Non-invasive mapping of the temporal processing hierarchy in the human visual cortex
Article excerpt
by Katharina Eickhoff, Arjan Hillebrand, Tomas Knapen, Maartje C. de Jong, Serge O. Dumoulin Vision, and brain processing more broadly, is inherently dynamic across space and time, so understanding brain function requires consideration of both spatial and temporal dimensions. However,…
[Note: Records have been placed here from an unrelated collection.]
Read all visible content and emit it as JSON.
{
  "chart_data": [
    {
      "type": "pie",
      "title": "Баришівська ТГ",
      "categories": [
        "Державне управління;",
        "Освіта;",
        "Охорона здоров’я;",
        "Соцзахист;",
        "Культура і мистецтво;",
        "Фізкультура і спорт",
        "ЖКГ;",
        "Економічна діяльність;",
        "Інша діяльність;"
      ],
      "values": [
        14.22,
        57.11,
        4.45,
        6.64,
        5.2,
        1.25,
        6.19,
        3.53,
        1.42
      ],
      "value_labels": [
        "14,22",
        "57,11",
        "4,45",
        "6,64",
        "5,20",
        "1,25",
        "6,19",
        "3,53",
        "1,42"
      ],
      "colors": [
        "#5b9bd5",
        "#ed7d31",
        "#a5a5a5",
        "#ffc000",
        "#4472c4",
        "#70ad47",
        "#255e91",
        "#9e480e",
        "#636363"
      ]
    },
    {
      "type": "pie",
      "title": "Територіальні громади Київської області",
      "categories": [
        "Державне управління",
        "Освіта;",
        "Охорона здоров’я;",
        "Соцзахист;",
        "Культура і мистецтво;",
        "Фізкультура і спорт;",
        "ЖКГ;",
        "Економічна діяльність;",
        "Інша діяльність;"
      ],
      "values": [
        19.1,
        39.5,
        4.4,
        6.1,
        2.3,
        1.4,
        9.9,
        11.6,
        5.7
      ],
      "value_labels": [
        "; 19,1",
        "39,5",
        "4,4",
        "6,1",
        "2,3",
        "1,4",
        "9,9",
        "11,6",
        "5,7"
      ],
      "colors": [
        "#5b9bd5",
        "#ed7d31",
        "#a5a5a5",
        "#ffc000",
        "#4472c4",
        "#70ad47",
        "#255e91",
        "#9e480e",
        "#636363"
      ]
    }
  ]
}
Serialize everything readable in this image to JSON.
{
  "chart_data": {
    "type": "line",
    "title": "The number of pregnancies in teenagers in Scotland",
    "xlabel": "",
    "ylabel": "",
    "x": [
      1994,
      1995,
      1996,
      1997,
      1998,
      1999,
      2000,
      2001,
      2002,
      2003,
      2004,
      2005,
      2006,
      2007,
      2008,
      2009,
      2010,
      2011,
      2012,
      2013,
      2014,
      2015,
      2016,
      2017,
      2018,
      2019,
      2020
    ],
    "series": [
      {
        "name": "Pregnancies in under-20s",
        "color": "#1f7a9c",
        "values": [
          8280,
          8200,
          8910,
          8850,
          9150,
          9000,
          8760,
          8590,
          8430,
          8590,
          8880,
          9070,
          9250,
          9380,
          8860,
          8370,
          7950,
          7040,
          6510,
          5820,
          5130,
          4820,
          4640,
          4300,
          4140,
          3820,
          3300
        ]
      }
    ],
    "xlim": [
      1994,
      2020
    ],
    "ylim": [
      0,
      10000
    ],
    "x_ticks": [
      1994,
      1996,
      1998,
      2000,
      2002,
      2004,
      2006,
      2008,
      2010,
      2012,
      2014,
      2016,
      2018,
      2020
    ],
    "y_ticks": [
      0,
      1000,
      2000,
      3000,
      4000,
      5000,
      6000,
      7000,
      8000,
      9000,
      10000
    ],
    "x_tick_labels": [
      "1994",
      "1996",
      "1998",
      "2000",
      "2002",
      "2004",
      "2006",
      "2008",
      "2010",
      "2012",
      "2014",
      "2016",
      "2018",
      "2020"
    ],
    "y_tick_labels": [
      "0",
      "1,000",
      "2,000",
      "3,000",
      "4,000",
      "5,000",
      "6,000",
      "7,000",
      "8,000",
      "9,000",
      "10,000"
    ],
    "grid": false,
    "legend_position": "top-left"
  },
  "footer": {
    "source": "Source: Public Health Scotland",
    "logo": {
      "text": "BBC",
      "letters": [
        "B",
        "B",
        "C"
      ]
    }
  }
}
by Katharina Eickhoff, Arjan Hillebrand, Tomas Knapen, Maartje C. de Jong, Serge O. Dumoulin
Vision, and brain processing more broadly, is inherently dynamic across space and time, so understanding brain function requires consideration of both spatial and temporal dimensions. However, simultaneously capturing the fine spatial details and the rapid temporal dynamics of visual processing remains a major challenge, resulting in a gap in our understanding of spatiotemporal dynamics. Here, we introduce a forward modeling technique that bridges high-spatial resolution fMRI with high-temporal resolution MEG, enabling us to non-invasively estimate different levels of the visual hierarchy in humans and their involvement in visual processing with millisecond precision. Using fMRI, levels of the visual hierarchy were identified by measuring individuals’ population receptive fields and determining visual field maps. We predicted how much the activity patterns in each visual field map would contribute to brain responses measured with MEG. By comparing these predicted responses with the measured MEG responses, we assessed how much a given visual field map contributed to the measured MEG response, and, most importantly, when. We combined information from all MEG sensors and revealed a cortical processing hierarchy across visual field maps. We validated the method using cross-validations and demonstrated that the model generalized across MEG sensor types, stimulus shapes, and was robust to the number of visual field maps included in the model. The primary visual cortex captured most of the variance in the MEG sensors and did so earlier in time than extrastriate regions. We effectively combined the advantages of two very different neuroimaging techniques, opening avenues for answering research questions that require recordings with high spatiotemporal detail. By bridging traditionally separate areas of research, our approach helps close longstanding gaps in our understanding of brain function.